The "Judgment of Paris" is an important Greek myth that's central to Venus' meaning and describes a contest between three goddesses — Aphrodite, Hera and Athena — for the prize of a golden apple addressed "To the Fairest." In his book, "Art in the Hellenistic World: An Introduction," Stewart describes the Venus de Milo's many symbolic ties. He writes, "Dedicated to the gods of the gymnasium in which she was found, she would have symbolized the ties of affection (erôs) that united the Melians who exercised there. Moreover, Greeks had long understood the 'Judgment of Paris' as symbolizing a man's three principal life choices: war (Athena), politics (Hera) or love (Aphrodite)." Stewart says that because the Romans were now largely engaged in war and politics, the third category — love, marriage and domesticity — "had become increasingly attractive." According to Stewart, Venus's multidimensional appeal "would have created the sense of an in-group among the gymnasium's clientele, satisfying at one stroke the demands of local piety and this culture's overriding desire to connect."

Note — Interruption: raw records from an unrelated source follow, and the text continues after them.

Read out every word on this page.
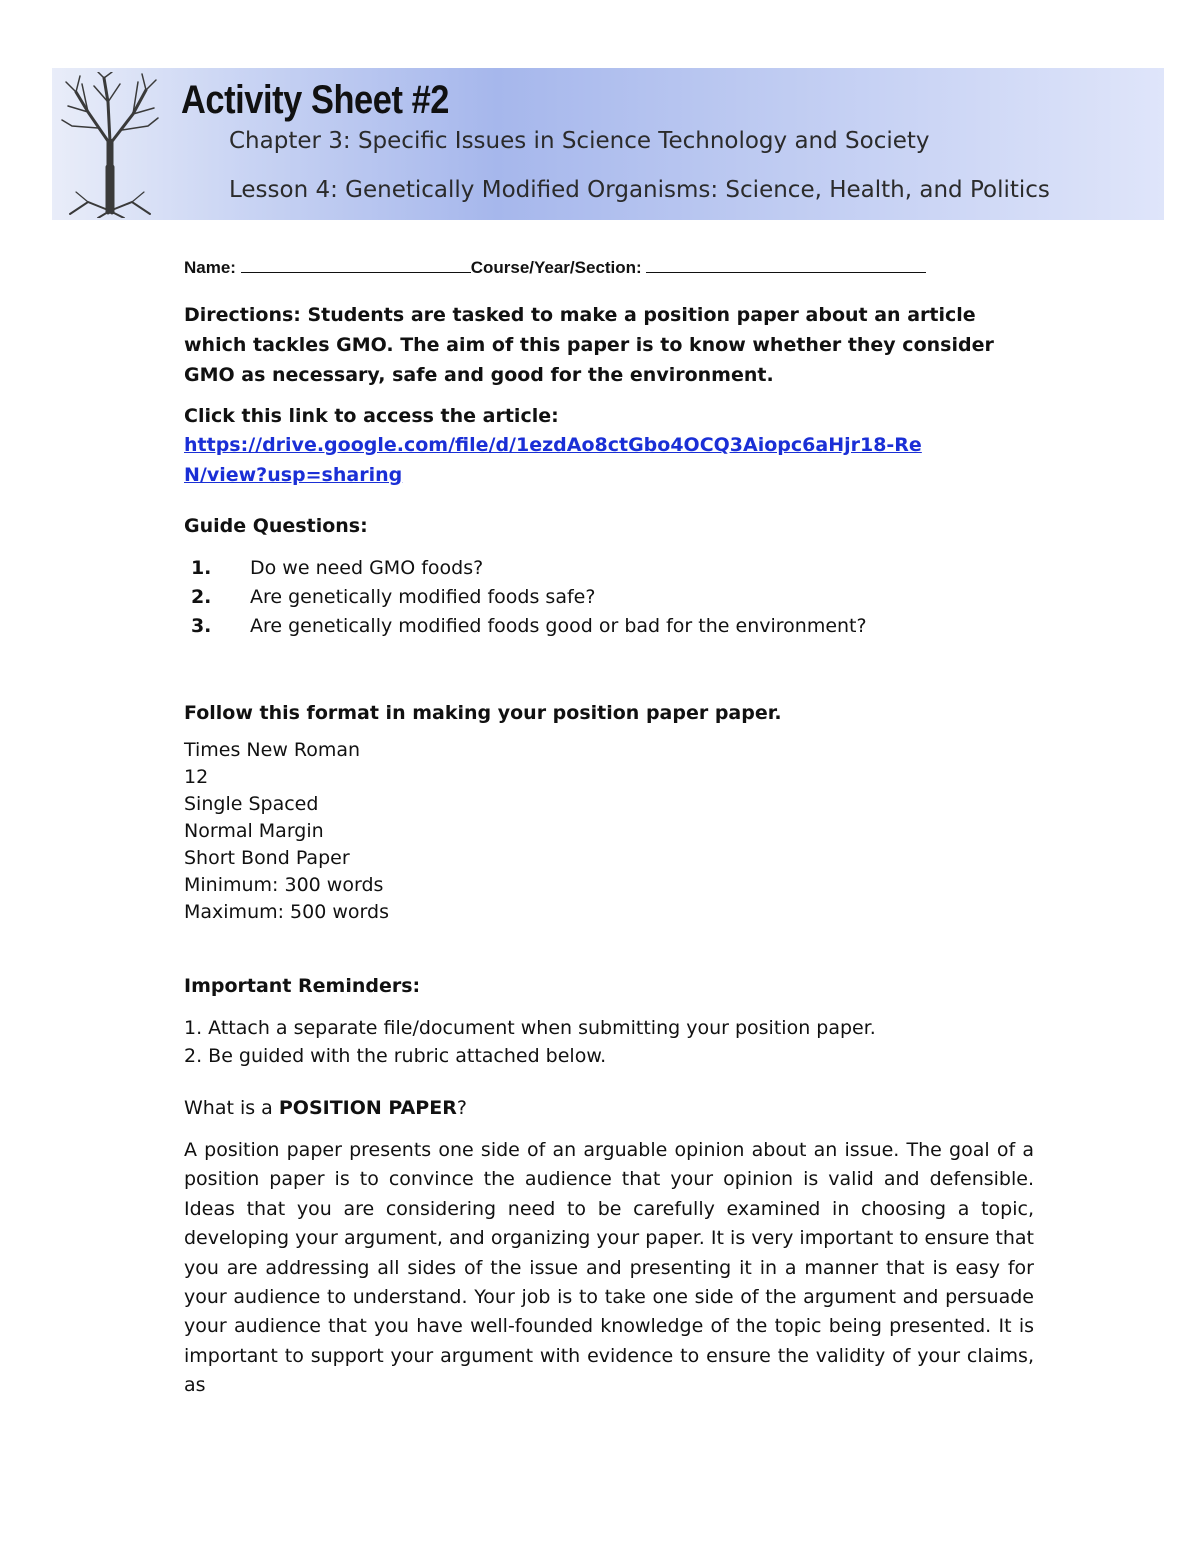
Activity Sheet #2
Chapter 3: Specific Issues in Science Technology and Society
Lesson 4: Genetically Modified Organisms: Science, Health, and Politics
Name:	Course/Year/Section:

Directions: Students are tasked to make a position paper about an article which tackles GMO. The aim of this paper is to know whether they consider GMO as necessary, safe and good for the environment.

Click this link to access the article:

https://drive.google.com/file/d/1ezdAo8ctGbo4OCQ3Aiopc6aHjr18-ReN/view?usp=sharing

Guide Questions:

1. Do we need GMO foods?
2. Are genetically modified foods safe?
3. Are genetically modified foods good or bad for the environment?

Follow this format in making your position paper paper.

Times New Roman
12
Single Spaced
Normal Margin
Short Bond Paper
Minimum: 300 words
Maximum: 500 words

Important Reminders:

1. Attach a separate file/document when submitting your position paper.
2. Be guided with the rubric attached below.

What is a POSITION PAPER?

A position paper presents one side of an arguable opinion about an issue. The goal of a position paper is to convince the audience that your opinion is valid and defensible. Ideas that you are considering need to be carefully examined in choosing a topic, developing your argument, and organizing your paper. It is very important to ensure that you are addressing all sides of the issue and presenting it in a manner that is easy for your audience to understand. Your job is to take one side of the argument and persuade your audience that you have well-founded knowledge of the topic being presented. It is important to support your argument with evidence to ensure the validity of your claims, as
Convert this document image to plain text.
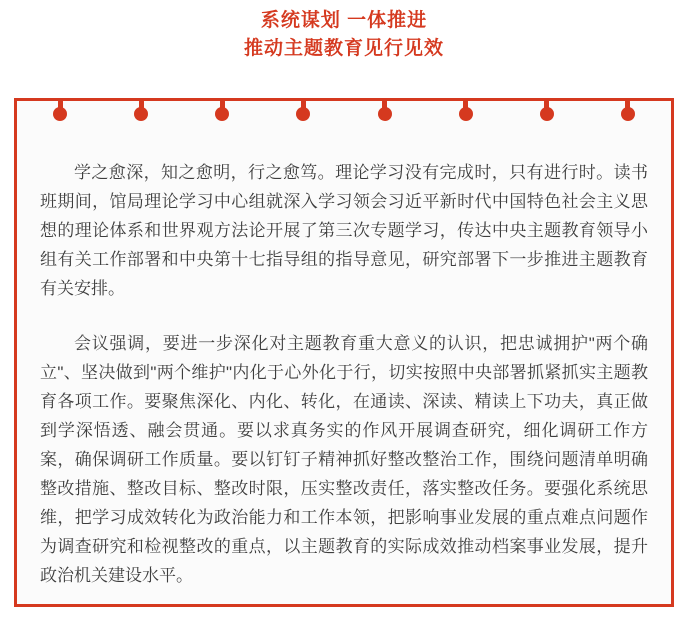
系统谋划 一体推进
推动主题教育见行见效

学之愈深，知之愈明，行之愈笃。理论学习没有完成时，只有进行时。读书班期间，馆局理论学习中心组就深入学习领会习近平新时代中国特色社会主义思想的理论体系和世界观方法论开展了第三次专题学习，传达中央主题教育领导小组有关工作部署和中央第十七指导组的指导意见，研究部署下一步推进主题教育有关安排。

会议强调，要进一步深化对主题教育重大意义的认识，把忠诚拥护"两个确立"、坚决做到"两个维护"内化于心外化于行，切实按照中央部署抓紧抓实主题教育各项工作。要聚焦深化、内化、转化，在通读、深读、精读上下功夫，真正做到学深悟透、融会贯通。要以求真务实的作风开展调查研究，细化调研工作方案，确保调研工作质量。要以钉钉子精神抓好整改整治工作，围绕问题清单明确整改措施、整改目标、整改时限，压实整改责任，落实整改任务。要强化系统思维，把学习成效转化为政治能力和工作本领，把影响事业发展的重点难点问题作为调查研究和检视整改的重点，以主题教育的实际成效推动档案事业发展，提升政治机关建设水平。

But according to Elizabeth Wayland Barber, professor emerita of archaeology and linguistics at Occidental College and author of "Women's Work: The First 20,000 Years Women, Cloth, and Society in Early Times," Venus's missing arms were very much engaged in a different, meaningful domestic activity. "While studying the origin and development of textiles in the Eastern Hemisphere (we now have evidence there for humans spinning thread or yarn back more than 50,000 years, and weaving back 25,000 years), I found copious evidence that women were always doing most or all of the textile-related work," Barber says via email. "The Venus de Milo is in exactly the position used at that time and place for spinning thread — the part of the job that took the most time, so women were spinning every moment they could find."

Venus de Milo
Contestants at a West End Cinema in London are measured in 1924 to see whether any of them compare with the vital statistics of the Venus de Milo, an old fashioned and, thankfully outdated, measure of feminine beauty.

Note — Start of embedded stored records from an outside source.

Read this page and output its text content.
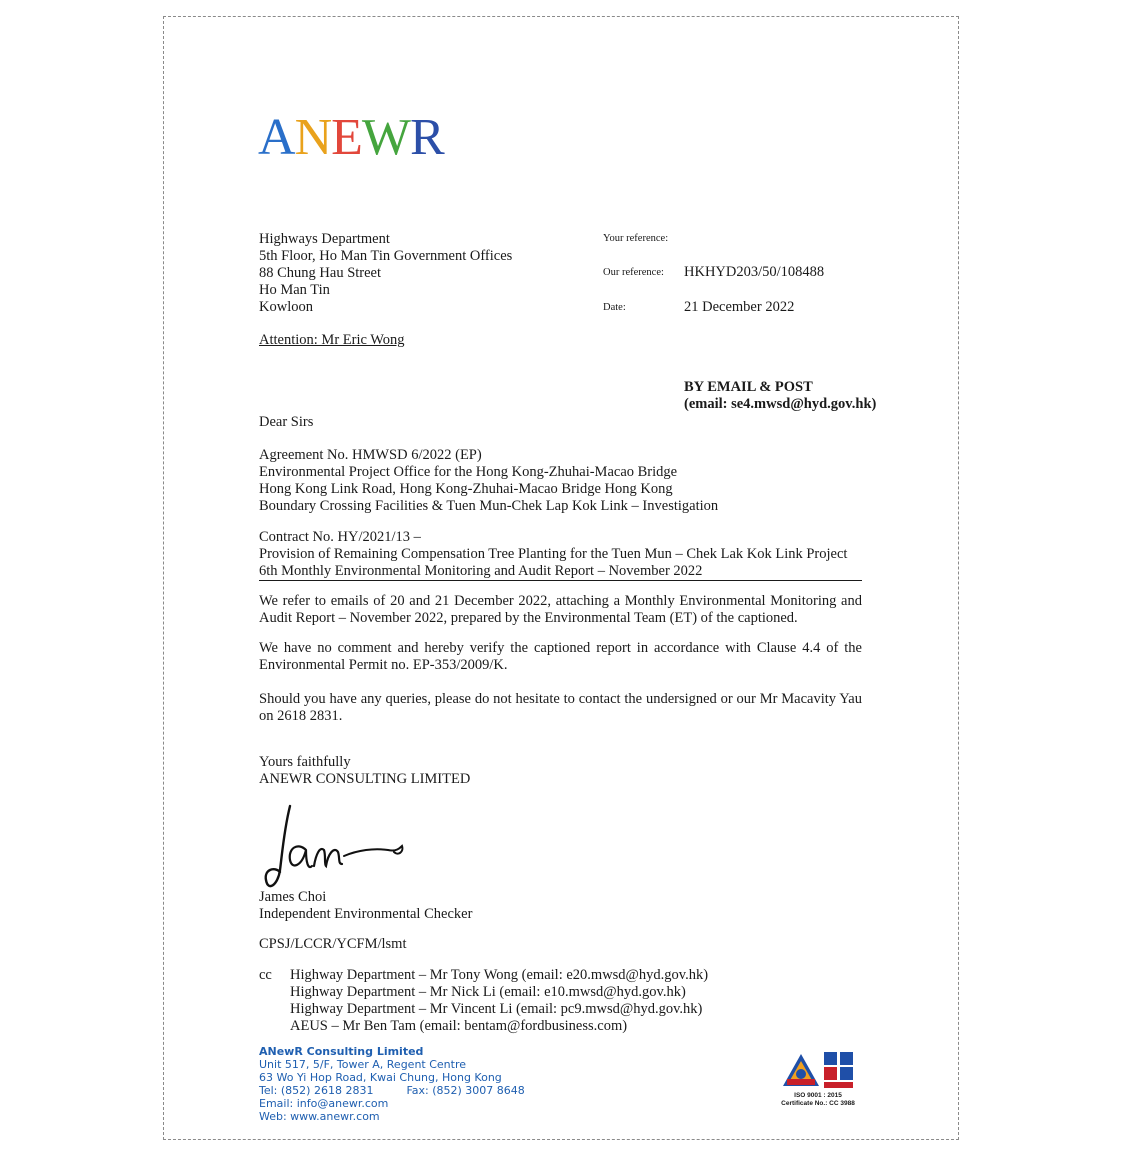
ANEWR
Highways Department
5th Floor, Ho Man Tin Government Offices
88 Chung Hau Street
Ho Man Tin
Kowloon
Your reference:
Our reference: HKHYD203/50/108488
Date:	21 December 2022
Attention: Mr Eric Wong
BY EMAIL & POST
(email: se4.mwsd@hyd.gov.hk)
Dear Sirs
Agreement No. HMWSD 6/2022 (EP)
Environmental Project Office for the Hong Kong-Zhuhai-Macao Bridge
Hong Kong Link Road, Hong Kong-Zhuhai-Macao Bridge Hong Kong
Boundary Crossing Facilities & Tuen Mun-Chek Lap Kok Link – Investigation
Contract No. HY/2021/13 –
Provision of Remaining Compensation Tree Planting for the Tuen Mun – Chek Lak Kok Link Project
6th Monthly Environmental Monitoring and Audit Report – November 2022
We refer to emails of 20 and 21 December 2022, attaching a Monthly Environmental Monitoring and Audit Report – November 2022, prepared by the Environmental Team (ET) of the captioned.
We have no comment and hereby verify the captioned report in accordance with Clause 4.4 of the Environmental Permit no. EP-353/2009/K.
Should you have any queries, please do not hesitate to contact the undersigned or our Mr Macavity Yau on 2618 2831.
Yours faithfully
ANEWR CONSULTING LIMITED
James Choi
Independent Environmental Checker
CPSJ/LCCR/YCFM/lsmt
cc Highway Department – Mr Tony Wong (email: e20.mwsd@hyd.gov.hk)
Highway Department – Mr Nick Li (email: e10.mwsd@hyd.gov.hk)
Highway Department – Mr Vincent Li (email: pc9.mwsd@hyd.gov.hk)
AEUS – Mr Ben Tam (email: bentam@fordbusiness.com)
ANewR Consulting Limited
Unit 517, 5/F, Tower A, Regent Centre
63 Wo Yi Hop Road, Kwai Chung, Hong Kong
Tel: (852) 2618 2831	Fax: (852) 3007 8648
Email: info@anewr.com
Web: www.anewr.com
ISO 9001 : 2015
Certificate No.: CC 3988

Firmin/Topical Press Agency/Getty Images

Barber says that although the statue's arms are long gone, the musculature sculpted in her shoulders and upper back suggest they were raised in just the position required for spinning, and her eyes are focused on the exact spot one would have to watch as they spun. "Also, Aphrodite (aka Venus) was viewed by the Greeks as the goddess of spinning as well as of procreation," Barber says. "But the two are closely linked, both by the umbilical cord attached to the new baby, and by the fact that, in both spinning and baby-making, you start with a formless blob and create something remarkable out of it, seemingly by magic." In Barber's book, there's even an illustration of the Venus de Milo reconstructed as spinning.)

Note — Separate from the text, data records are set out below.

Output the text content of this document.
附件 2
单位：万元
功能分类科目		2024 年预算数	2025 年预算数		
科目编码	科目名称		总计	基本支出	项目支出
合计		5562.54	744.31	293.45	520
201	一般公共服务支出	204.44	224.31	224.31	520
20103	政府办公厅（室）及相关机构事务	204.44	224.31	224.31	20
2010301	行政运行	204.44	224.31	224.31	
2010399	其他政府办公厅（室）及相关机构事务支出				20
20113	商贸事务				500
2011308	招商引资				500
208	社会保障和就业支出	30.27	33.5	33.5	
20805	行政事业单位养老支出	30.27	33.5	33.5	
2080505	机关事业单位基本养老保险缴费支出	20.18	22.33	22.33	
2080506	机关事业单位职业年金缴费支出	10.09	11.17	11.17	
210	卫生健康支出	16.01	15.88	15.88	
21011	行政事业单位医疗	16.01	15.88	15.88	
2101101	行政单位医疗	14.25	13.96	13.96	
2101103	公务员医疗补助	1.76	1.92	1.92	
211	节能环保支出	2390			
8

While experts hold varying theories over Venus de Milo's original activities, many are in agreement that she continues to be one of the most fascinating, albeit puzzling, products of the Hellenistic Period. And as The Guardian's Jonathan Jones wrote in 2015, "The Venus de Milo is an accidental surrealist masterpiece. Her lack of arms makes her strange and dreamlike. She is perfect but imperfect, beautiful but broken — the body as a ruin. That sense of enigmatic incompleteness has transformed an ancient work of art into a modern one."